The Republican hopefuls are virtual clones of one another. While Bernie Sanders may pull Hillary a little – or a lot – leftward, the competing voices on the right each try to outdo the other in strident extremism. But they’re all extreme to begin with, so it is merely a matter of degree.
As in 2012, and as Zelizer notes, these extremist views will inevitably attract the attention of the mainstream media, and it will hurt the GOP brand. The GOP calls his betrayal, and said the mainstream media gave the election to the Democrats, but the media didn’t report half of what these nutcases were saying, or it would have been far worse.
It’s not the media’s fault the GOP has jumped collectively into the clown car. After all, they are the ones saying it. The media is only reporting it – sort of. The Hill has recently identified “Six Dangerous Issues” for 2016. We are guaranteed to see Republican candidates stumble over each and every one of them.
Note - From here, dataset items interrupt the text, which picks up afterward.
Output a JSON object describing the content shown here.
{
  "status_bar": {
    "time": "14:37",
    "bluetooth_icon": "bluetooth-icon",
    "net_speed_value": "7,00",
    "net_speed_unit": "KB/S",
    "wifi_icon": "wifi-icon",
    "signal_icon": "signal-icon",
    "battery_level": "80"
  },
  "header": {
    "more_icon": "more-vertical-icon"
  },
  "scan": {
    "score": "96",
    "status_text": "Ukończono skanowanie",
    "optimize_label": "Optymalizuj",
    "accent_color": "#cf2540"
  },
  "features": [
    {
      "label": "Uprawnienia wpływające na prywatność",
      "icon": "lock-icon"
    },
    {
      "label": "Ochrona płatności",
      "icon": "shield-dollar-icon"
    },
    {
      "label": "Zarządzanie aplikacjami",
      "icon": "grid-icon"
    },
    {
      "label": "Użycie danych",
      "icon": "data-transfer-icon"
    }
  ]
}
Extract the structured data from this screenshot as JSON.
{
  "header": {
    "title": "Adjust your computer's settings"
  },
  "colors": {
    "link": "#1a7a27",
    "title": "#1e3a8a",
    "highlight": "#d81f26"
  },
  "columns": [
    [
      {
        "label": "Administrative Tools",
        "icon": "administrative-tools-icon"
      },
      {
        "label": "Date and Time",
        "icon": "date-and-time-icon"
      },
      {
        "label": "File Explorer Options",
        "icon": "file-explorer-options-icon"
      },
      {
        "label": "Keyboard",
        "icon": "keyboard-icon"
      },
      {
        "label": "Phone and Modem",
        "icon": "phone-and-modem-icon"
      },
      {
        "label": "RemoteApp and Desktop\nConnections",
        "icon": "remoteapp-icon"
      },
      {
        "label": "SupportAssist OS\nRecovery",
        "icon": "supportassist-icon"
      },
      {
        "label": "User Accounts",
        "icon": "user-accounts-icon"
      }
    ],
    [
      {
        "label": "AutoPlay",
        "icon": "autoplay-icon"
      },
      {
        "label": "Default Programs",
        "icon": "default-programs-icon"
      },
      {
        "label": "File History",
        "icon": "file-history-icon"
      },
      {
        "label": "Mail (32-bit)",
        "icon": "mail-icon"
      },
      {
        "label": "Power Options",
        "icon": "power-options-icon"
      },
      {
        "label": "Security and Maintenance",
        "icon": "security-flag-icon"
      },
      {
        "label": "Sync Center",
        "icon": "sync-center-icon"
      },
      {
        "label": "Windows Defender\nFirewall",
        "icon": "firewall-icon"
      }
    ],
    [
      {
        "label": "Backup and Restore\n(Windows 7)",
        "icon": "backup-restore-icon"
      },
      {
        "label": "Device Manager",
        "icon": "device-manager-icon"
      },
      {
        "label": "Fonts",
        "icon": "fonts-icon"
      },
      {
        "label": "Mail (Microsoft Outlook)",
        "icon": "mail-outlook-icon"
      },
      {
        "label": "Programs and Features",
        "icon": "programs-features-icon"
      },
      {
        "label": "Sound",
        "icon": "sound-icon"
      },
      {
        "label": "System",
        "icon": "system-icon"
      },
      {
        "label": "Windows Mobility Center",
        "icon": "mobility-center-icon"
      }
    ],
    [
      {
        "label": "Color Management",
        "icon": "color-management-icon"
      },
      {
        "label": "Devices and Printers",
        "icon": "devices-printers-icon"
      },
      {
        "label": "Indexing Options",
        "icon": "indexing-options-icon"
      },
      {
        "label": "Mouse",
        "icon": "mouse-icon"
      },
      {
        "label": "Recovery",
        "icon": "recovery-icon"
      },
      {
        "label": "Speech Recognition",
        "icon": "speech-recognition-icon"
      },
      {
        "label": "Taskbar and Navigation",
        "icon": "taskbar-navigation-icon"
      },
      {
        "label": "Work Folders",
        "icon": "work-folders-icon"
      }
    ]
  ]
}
Extremist rhetoric is already front and center as the candidates step up and one after the other, embarrass themselves on national news shows. Scott Walker, when he’s not uttering gibberish, thinks being a tourist makes him an expert on foreign affairs. Ben Carson thinks prison makes people gay.
Jeb Bush can’t decide if invading Iraq was a good idea, and Marco Rubio can’t even answer the question the same way twice in a single minute of time – on Fox News yet. If a Republican bombs on Fox News – and he is not the first to do so – the Republican Party has problems.
Ruben Navarrette wrote back in March that Jeb Bush needs to “speak truth to GOP voters” but Jeb can’t decide what the truth is. Heck, he doesn’t even know he’s not a Latino.
Things look bad, and they are going to get worse. Republicans can search high and low for a Hillary Clinton Achilles heel, but as long as she has them for opponents, she has no Achilles heel. The GOP does not have what it takes – in any of their gazillion candidates – to defeat Hillary Clinton.
Sure, it’s Hillary, but don’t downplay the value of sanity. It’s a rare commodity on the right, and absolute buzz-kill for the Republican base. And because of this, it doesn’t matter how many or how few candidates the Republicans put up in 2016.
In the end, Republican hopes will come down to a nutty white male who sounds like all the other nutty white males, a guy who hates blacks, hates Latinos, hates Native Americans, hates women, hates gays, hates Muslims, hates workers and labor unions, hates atheists and secularists, hates environmentalists and scientists and intellectuals, hates the freakin’ Pope – and, well…even post-birth human beings in general.
In fact, the only “people” Republican candidates like are white conservative Christians – and corporations.
That’s a small tent, kids. A tent dedicated to choosing from among a collection of deplorably similar lickspittle chickenhawks who couldn’t find their anuses with both hands.
That’s what the mainstream media ought to be talking about. But sure as the sun rises in the east and sets in the west, they’ll avoid that one.
Unfortunately for the Republican Party, the voters won’t.